La nuova carrozzabile rendeva l’antico itinerario dello Spluga molto più agevole e spettacolare anche nei punti più arditi, mediante un percorso appositamente pensato per godere di uno scenario alpino tra i più spettacolari e grandiosi, destinato a diventare nell’Ottocento, un tòpos del Grand Tour europeo.  

Fino ad allora tutte le stampe sulla via dello Spluga avevano avuto un tono piuttosto drammatico per l’asprezza  e le difficoltà del percorso. Nelle incisioni di Lose, invece, la natura alpestre perde, per la prima volta, il suo carattere ostile, per acquistarne uno più domestico e amichevole, in cui i pericoli di un tempo si trasformavano in un piacevole alternarsi di emozioni per l’occhio.

Ne è un esempio questa acquatinta, Campo Dolcino, che si presenta come una rilassante distesa di verde nel cuore della natura alpina, una “tregua della terra”, come Giovanni Bertacchi chiamava Campodolcino alludendo alla serena dolcezza, coerente col nome, dell’ampia conca di prati che si apre a oltre mille metri di quota tra le cupe asperità  del massiccio dello Spluga. 

La veduta è ripresa dal tratto del percorso che scende da Pianazzo e mostra,  al centro, la frazione di Corti, dietro la quale si vede in lontananza la chiesa di S. Giovanni, mentre sulla destra, ai piedi del costone roccioso, si profilano le case dei minuscoli nuclei di Tini e Portarezza.

E’ questo il primo album, nella produzione dei coniugi Lose, in cui Federico è autore sia dei disegni che delle incisioni all’acquatinta, solitamente eseguite dalla moglie Caroline, quell’anno forse impegnata in una delle sue numerose gravidanze.

Le incisioni di Federico Lose sono accompagnate nell’album da note storiche e descrittive dovute allo stesso editore, Francesco Bernucca.
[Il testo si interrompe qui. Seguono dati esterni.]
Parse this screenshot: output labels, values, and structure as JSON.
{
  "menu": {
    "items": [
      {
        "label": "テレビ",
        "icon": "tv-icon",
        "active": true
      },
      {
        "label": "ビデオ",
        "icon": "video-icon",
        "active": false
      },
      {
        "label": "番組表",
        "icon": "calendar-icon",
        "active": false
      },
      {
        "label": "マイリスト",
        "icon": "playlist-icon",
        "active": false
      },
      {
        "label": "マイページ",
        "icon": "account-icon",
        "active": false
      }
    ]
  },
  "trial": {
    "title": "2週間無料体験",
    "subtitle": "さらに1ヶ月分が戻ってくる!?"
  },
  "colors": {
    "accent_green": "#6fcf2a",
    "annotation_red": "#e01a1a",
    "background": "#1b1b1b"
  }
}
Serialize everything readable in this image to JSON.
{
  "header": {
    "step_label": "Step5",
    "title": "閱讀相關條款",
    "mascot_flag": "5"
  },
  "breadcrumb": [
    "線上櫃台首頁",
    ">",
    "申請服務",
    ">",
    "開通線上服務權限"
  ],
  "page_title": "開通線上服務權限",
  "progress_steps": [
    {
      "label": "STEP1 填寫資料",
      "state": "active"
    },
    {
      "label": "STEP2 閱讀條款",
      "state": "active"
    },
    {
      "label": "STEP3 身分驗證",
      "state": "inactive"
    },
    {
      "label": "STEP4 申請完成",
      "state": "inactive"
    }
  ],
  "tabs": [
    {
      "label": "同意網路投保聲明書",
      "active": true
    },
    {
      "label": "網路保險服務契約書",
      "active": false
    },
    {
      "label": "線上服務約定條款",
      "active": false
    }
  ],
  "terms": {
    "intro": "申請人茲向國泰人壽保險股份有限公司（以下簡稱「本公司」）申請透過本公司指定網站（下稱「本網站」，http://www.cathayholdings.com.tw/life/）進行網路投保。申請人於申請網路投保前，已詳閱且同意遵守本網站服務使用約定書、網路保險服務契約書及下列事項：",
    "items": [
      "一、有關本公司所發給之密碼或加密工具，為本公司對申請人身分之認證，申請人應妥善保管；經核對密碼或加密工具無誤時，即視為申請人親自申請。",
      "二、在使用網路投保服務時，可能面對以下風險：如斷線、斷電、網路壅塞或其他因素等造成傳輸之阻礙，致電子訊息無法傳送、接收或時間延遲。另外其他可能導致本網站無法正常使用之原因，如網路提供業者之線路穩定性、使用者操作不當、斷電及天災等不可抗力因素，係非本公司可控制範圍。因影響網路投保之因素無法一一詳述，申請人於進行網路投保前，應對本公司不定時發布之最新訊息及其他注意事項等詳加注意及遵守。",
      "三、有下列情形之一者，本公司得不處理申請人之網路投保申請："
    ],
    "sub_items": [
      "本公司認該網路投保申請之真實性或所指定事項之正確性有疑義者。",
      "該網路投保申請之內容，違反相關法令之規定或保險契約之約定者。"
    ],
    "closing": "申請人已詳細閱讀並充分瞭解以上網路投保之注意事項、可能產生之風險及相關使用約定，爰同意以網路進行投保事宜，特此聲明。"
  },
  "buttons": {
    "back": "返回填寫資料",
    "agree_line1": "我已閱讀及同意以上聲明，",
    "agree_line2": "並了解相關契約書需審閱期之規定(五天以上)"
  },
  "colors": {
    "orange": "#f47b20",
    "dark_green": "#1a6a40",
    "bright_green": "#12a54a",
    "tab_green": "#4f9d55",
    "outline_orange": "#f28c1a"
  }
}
Da notare, dopo la firma, l’espressione “disegnò dal Vero” che mostra come fosse presente nella sensibilità romantica del primo Ottocento quell’istanza verista che alla fine del secolo la soppianterà del tutto.

 

La veduta raffigura Campo Dolcino, in alta Val Chiavenna, che si presenta come una rilassante distesa di verde nel cuore della natura alpina, una “tregua della terra” come la chiamava Giovanni Bertacchi  alludendo alla serena dolcezza, coerente col nome, dell’ampia conca di prati che si apre a oltre mille metri di quota tra le cupe asperità  del massiccio dello Spluga.

In primo piano due viandanti, uno a piedi l’altro a cavallo, si incrociano  lungo la strada. Dietro ad essi un somiere spinge i suoi muli carichi di merci.  Al centro, la frazione di Corti, dietro la quale si vede in lontananza la chiesa di S. Giovanni, mentre sulla destra, ai piedi di un costone roccioso, si profilano le case dei minuscoli nuclei di Tini e Portarezza.